My Windows 10 x64 PC (Intel Core i5-3570K, 32 GB DDR3, GA-Z77M-D3H, multiple SSD as main drives) also has a WD Green hard 2 TB hard drive (WD20EARX). I know this is not a speed monster, but I was expecting at least 100 MB/s in sequential read/write (source1, source2, source3). Instead, I'm getting about 60 MB/s:

enter image description here

Yes, the drive is connected to a SATA2 port event if it's a SATA3 model, but SATA2 still tops out at about 300 MB/s (source). It's too high to be a bottleneck here.

For comparison sake, I also tried to benchmark another 160 GB drive: I get slightly better speeds (about 70 MB/s), but I'm still far off from 100 MB.

Some additional info:

  • already defragged
  • already chkdsk
  • already tested with WD Data LifeGuard: no error

Any suggestion? Thanks.

up vote 2 down vote accepted

Your results are close to the average speed for this hard drive: https://hdd.userbenchmark.com/WD-Green-2TB-2011/Rating/1850

The WD Green is not a high performance drive. It's focused on low power consumption.

  • The source you cited shows an average read speed of 90MB/s, which is not close to OP's result of about 60MB/s. – Deltik Dec 10 at 5:30
  • @Deltik The average on this site changes over time based on new tests performed by users. At the time of my answer, the average read speed was close to 70mb/s. Note that tests made with an SO running in the same hard drive tend to have lower results since other process may still perform random reads and writes to the disk during the test. – Enrico Dias Dec 10 at 15:03

When CrystalDiskMark does a sequential read test, it first writes a file in the existing file system (in your case, your D: drive) to read from for the test.

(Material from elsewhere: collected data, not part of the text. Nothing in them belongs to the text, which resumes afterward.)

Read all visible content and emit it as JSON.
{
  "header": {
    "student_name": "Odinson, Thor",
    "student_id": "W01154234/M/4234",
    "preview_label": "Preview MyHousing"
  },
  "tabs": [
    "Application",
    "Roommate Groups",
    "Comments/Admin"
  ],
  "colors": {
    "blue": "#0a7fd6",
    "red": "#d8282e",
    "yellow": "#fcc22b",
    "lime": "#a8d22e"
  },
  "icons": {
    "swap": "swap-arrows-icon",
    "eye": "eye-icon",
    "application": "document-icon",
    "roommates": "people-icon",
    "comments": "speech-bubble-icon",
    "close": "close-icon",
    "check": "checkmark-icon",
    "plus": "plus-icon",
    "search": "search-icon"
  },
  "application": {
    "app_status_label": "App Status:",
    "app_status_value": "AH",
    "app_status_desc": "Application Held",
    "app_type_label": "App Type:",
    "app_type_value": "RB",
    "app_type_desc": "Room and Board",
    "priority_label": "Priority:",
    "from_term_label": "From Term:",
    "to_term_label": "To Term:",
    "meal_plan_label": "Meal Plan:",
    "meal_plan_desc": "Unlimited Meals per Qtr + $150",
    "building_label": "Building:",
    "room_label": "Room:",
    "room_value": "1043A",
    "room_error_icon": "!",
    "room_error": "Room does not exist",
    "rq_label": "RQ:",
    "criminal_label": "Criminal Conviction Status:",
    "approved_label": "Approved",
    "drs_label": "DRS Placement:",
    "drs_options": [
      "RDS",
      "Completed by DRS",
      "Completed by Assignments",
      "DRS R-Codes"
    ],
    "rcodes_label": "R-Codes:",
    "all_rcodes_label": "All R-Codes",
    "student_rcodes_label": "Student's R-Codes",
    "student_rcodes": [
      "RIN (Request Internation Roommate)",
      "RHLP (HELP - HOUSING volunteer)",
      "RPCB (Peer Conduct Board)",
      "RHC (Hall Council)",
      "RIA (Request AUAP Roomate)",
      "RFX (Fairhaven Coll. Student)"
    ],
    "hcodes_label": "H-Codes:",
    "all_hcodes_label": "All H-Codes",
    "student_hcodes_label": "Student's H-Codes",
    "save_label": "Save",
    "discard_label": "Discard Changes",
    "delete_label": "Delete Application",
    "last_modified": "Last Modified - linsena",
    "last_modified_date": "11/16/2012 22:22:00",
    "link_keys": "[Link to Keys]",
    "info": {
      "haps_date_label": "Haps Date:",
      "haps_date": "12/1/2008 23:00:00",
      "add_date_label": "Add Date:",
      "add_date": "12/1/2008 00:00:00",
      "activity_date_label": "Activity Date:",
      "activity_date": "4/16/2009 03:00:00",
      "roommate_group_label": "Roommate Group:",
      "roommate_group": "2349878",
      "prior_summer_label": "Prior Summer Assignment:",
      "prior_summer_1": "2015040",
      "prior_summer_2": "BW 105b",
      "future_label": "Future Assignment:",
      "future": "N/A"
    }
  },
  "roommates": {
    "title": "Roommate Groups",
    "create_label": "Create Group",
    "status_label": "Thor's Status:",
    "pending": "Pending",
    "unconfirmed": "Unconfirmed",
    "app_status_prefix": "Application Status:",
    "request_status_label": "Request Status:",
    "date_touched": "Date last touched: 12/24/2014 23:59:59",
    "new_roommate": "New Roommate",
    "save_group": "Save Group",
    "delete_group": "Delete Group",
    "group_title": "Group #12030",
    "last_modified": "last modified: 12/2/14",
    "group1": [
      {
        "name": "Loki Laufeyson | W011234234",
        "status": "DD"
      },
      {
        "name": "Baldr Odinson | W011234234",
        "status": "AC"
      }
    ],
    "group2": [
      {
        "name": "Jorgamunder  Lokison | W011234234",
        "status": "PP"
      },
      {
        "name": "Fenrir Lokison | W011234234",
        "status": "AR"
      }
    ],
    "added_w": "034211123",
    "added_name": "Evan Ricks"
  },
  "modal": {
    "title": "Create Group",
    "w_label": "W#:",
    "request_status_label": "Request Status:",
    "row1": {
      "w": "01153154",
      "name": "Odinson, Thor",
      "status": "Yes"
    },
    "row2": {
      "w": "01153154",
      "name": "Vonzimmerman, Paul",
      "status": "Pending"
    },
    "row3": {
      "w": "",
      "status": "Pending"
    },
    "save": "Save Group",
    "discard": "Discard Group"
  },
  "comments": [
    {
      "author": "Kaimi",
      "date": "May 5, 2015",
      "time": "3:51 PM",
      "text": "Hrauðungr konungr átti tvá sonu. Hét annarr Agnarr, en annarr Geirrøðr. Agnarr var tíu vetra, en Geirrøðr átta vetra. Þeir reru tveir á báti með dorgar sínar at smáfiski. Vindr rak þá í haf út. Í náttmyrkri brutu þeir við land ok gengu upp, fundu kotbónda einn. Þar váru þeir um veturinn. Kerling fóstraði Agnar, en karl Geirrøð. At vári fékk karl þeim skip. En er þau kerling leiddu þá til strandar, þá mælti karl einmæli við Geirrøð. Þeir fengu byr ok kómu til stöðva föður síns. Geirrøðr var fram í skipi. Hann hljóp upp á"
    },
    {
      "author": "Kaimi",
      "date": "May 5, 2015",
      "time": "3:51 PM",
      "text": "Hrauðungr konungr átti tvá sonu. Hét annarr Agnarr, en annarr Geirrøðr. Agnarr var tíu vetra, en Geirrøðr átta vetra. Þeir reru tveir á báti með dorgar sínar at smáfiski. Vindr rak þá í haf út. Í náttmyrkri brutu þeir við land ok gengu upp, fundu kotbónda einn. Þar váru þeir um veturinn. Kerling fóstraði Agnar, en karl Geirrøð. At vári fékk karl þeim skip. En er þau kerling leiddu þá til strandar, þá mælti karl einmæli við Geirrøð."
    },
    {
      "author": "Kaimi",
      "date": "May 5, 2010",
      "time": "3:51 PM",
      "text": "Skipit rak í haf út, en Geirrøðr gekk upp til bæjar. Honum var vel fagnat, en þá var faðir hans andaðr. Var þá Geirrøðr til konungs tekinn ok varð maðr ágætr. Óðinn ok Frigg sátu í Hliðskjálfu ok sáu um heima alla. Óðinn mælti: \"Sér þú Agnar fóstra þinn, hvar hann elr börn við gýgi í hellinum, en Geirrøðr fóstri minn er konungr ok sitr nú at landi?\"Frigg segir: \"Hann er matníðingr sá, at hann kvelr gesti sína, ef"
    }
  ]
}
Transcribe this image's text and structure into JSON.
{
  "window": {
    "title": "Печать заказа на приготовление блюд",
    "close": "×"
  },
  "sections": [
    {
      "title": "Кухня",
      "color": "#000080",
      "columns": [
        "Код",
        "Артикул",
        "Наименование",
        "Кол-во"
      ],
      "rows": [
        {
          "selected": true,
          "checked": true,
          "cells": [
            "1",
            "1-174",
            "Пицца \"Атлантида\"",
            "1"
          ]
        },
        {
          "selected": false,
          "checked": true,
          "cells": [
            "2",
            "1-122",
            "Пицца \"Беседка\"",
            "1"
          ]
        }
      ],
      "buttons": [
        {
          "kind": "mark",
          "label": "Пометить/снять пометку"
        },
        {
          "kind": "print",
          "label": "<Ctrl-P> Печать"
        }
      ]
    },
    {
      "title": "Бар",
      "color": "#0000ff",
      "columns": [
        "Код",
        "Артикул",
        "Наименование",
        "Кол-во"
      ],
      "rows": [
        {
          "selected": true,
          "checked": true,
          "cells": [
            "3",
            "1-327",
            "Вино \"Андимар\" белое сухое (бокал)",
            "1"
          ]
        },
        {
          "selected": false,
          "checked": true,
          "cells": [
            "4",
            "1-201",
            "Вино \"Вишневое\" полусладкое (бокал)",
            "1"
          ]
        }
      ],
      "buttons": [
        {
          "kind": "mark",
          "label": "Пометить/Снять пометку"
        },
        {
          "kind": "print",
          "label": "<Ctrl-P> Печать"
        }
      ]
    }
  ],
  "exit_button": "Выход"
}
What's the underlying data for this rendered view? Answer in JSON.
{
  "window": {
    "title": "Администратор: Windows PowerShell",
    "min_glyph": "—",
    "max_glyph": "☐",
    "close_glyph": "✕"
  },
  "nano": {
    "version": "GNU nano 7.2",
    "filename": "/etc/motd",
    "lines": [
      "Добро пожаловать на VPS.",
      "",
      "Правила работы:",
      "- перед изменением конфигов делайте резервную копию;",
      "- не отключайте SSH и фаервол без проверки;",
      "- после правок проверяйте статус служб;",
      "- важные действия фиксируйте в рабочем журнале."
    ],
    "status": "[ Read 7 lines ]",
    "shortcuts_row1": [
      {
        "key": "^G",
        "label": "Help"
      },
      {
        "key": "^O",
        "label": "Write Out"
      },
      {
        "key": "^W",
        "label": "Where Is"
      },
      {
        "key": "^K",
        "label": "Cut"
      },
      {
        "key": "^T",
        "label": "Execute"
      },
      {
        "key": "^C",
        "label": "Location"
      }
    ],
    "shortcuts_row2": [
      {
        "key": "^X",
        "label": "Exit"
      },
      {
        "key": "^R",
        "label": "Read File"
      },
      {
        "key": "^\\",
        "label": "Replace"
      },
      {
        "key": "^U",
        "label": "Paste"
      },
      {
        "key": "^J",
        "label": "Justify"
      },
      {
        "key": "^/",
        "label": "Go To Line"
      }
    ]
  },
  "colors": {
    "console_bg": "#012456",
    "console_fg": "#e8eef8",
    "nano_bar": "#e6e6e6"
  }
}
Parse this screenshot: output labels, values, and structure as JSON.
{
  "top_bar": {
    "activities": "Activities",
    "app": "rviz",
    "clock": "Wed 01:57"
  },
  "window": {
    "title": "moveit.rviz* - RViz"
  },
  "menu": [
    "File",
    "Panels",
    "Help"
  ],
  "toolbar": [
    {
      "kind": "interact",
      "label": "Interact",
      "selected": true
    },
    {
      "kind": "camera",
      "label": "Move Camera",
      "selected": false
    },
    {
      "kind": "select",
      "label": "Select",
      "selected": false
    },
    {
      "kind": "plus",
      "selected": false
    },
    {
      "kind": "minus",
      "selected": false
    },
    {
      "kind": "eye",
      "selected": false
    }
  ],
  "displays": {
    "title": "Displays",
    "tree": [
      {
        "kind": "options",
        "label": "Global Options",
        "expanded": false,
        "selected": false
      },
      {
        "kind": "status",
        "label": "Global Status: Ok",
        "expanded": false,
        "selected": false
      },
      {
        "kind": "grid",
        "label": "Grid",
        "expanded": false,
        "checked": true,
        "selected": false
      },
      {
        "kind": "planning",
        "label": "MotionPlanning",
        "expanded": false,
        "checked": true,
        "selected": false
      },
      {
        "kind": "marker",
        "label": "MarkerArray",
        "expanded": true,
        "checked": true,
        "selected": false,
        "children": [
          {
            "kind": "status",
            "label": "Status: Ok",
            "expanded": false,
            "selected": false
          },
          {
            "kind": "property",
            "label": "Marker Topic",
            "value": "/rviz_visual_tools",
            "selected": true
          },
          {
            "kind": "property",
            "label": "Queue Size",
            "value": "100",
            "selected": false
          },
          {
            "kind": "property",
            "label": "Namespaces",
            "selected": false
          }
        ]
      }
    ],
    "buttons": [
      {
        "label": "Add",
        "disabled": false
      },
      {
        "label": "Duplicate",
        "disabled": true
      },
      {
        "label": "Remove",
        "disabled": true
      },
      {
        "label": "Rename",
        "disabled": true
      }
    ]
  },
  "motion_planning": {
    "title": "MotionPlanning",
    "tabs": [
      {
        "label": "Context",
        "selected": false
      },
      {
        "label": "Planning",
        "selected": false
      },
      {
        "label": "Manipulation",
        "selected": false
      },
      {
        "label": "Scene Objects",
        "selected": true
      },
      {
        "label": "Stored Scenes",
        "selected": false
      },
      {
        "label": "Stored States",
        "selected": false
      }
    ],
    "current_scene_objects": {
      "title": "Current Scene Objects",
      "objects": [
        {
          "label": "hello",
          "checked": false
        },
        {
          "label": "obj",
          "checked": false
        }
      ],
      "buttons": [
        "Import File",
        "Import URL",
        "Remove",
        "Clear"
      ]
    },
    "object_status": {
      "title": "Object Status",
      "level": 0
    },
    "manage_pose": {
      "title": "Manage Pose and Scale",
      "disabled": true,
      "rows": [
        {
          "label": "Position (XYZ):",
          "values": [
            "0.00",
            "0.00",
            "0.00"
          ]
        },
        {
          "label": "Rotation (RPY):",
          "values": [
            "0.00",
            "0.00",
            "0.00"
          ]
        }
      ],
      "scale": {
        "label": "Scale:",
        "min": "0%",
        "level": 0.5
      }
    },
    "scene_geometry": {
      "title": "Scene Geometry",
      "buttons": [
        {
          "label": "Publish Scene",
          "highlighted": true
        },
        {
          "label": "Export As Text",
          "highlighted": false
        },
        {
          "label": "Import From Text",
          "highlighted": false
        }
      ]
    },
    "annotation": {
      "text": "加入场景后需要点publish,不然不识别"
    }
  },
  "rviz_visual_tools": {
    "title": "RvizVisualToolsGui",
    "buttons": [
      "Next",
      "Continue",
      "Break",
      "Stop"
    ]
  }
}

Since you said you already defragmented the file system, the test file was probably written around 77% into the disk layout (your total disk space utilization).

As I've mentioned before, the closer to the end of the disk you read from or write to, the slower the operation is going to be. We can see this behavior from a screenshot in Why does performance of a regular hard drive decrease over the duration of a benchmark while SSD doesn't?:

HD Tune benchmark result for hard drive

The disk benchmarked above has a peak sequential speed of 73.5MB/s at the beginning of the disk, but at the end of the disk, it was only reading at 37.5MB/s.

It then makes sense that you're only getting around 60MB/s in your benchmark of the expected peak of 100MB/s if you're reading from closer to the end of the disk.

There is also the matter of where the test file is written in the file system. If there is fragmentation, like if the test file is split up into multiple parts on the physical disk, that may also slow down the "sequential" read test, because the disk's reading head will have to seek to the next part of the file.

As for your 160GB hard drive, I'm guessing it's less full than your 2TB hard drive, so the sequential read test is more likely to be reading from the beginning of the file system.

To test sequential reads without a file system getting in the way, see the suggestions in How to measure disk performance under Windows?.